21 and Above

Evan - 40220, Kentucky
Entered on March 5, 2008
Age Group: Under 18

It’s a common scenario: A young teenager is surfing the Internet, listening to music, calling their friends, etc. All of the sudden, as they are looking at one of their favorite band’s Myspace page, the teen notices that said band is performing a show on a not too far off day in a place at most an hour’s drive away. The excited teen begins to call all of his or her friends, telling them to make plans to go to this concert. In the process of spreading the word, the teen clicks on a link to see more details about the concert. As the teen reads more about the concert, they see something that causes him or her to cry and throw their computer against the wall in anger, and then continue to bash the computer with any object(s) around them. This is the terrible symbol: 21+. All concerts in the United States should be open to all ages.

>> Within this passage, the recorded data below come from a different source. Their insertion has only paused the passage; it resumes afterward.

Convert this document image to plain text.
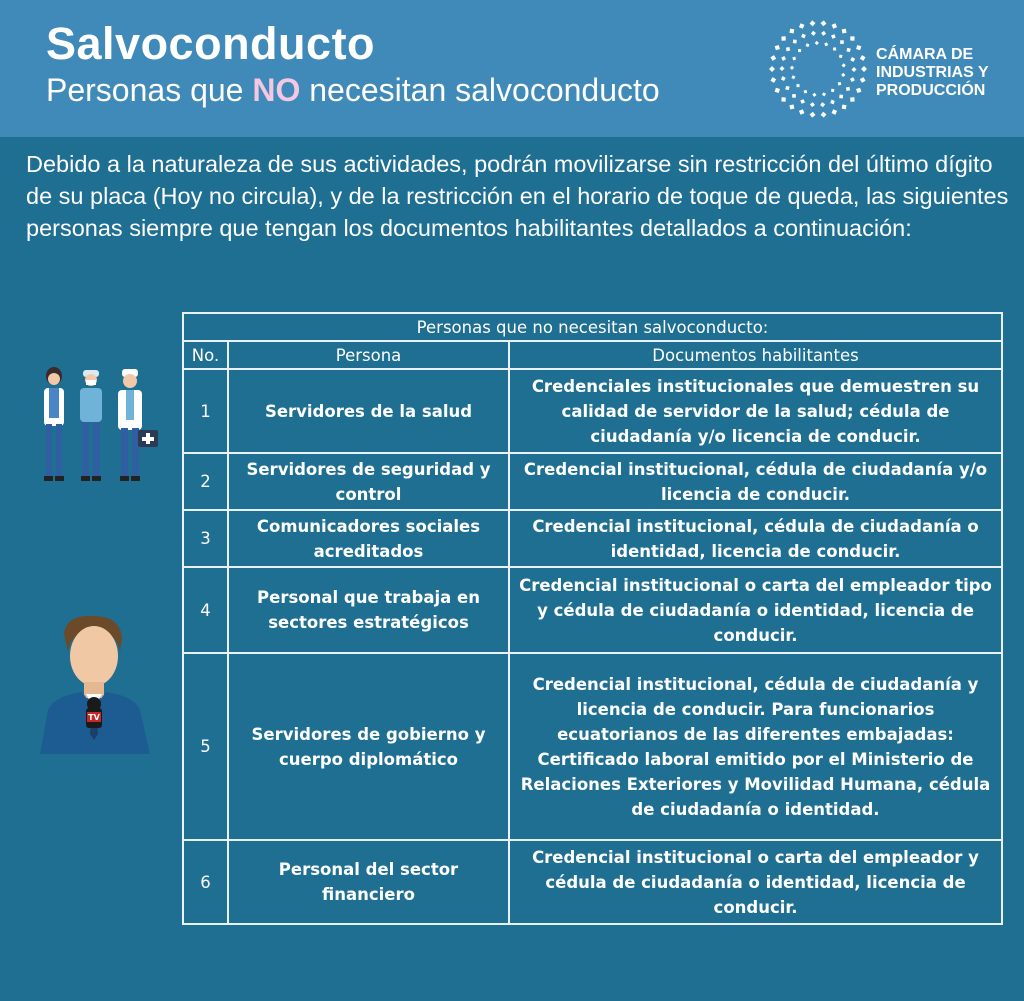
Salvoconducto
Personas que NO necesitan salvoconducto
CÁMARA DE
INDUSTRIAS Y
PRODUCCIÓN

Debido a la naturaleza de sus actividades, podrán movilizarse sin restricción del último dígito de su placa (Hoy no circula), y de la restricción en el horario de toque de queda, las siguientes personas siempre que tengan los documentos habilitantes detallados a continuación:

TV
Personas que no necesitan salvoconducto:		
No.	Persona	Documentos habilitantes
1	Servidores de la salud	Credenciales institucionales que demuestren su calidad de servidor de la salud; cédula de ciudadanía y/o licencia de conducir.
2	Servidores de seguridad y control	Credencial institucional, cédula de ciudadanía y/o licencia de conducir.
3	Comunicadores sociales acreditados	Credencial institucional, cédula de ciudadanía o identidad, licencia de conducir.
4	Personal que trabaja en sectores estratégicos	Credencial institucional o carta del empleador tipo y cédula de ciudadanía o identidad, licencia de conducir.
5	Servidores de gobierno y cuerpo diplomático	Credencial institucional, cédula de ciudadanía y licencia de conducir. Para funcionarios ecuatorianos de las diferentes embajadas: Certificado laboral emitido por el Ministerio de Relaciones Exteriores y Movilidad Humana, cédula de ciudadanía o identidad.
6	Personal del sector financiero	Credencial institucional o carta del empleador y cédula de ciudadanía o identidad, licencia de conducir.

Let’s face it: The one thing that teens care about the most besides their friends and the opposite sex is music. Music is not noise (as most adults would tell you), nor is it even a sound. It is a way of life. It is even a competition sometimes: If one teen likes a band, a friend of his or hers may boast about seeing that band live, and will then gain respect from the other teen. Music is also one of the only two things that can hold a state of emotion, the other thing being the human mind. Having a concert in a place that only allows people above the age of 21 in is like denying teens life and feeling.

Concerts also help inspire future musicians to start creating their own music. In the majority of interviews on rock stars, whenever the interviewer asks the question “What inspired you to go and make music?” the response is usually about how the rock star went to an awesome concert as a teen and followed that band on tour. If teens cannot go to concerts, how will teens be inspired to make music? Forbidding teens from going to concerts is killing music.

If this continues, the so called “adults” of this country will continue to wrongfully oppress teens, which will cause the downfall of music, until music just becomes meaningless noise. The sad truth is, it has already begun. Today, we call that meaningless noise “Rap.” We must save the music!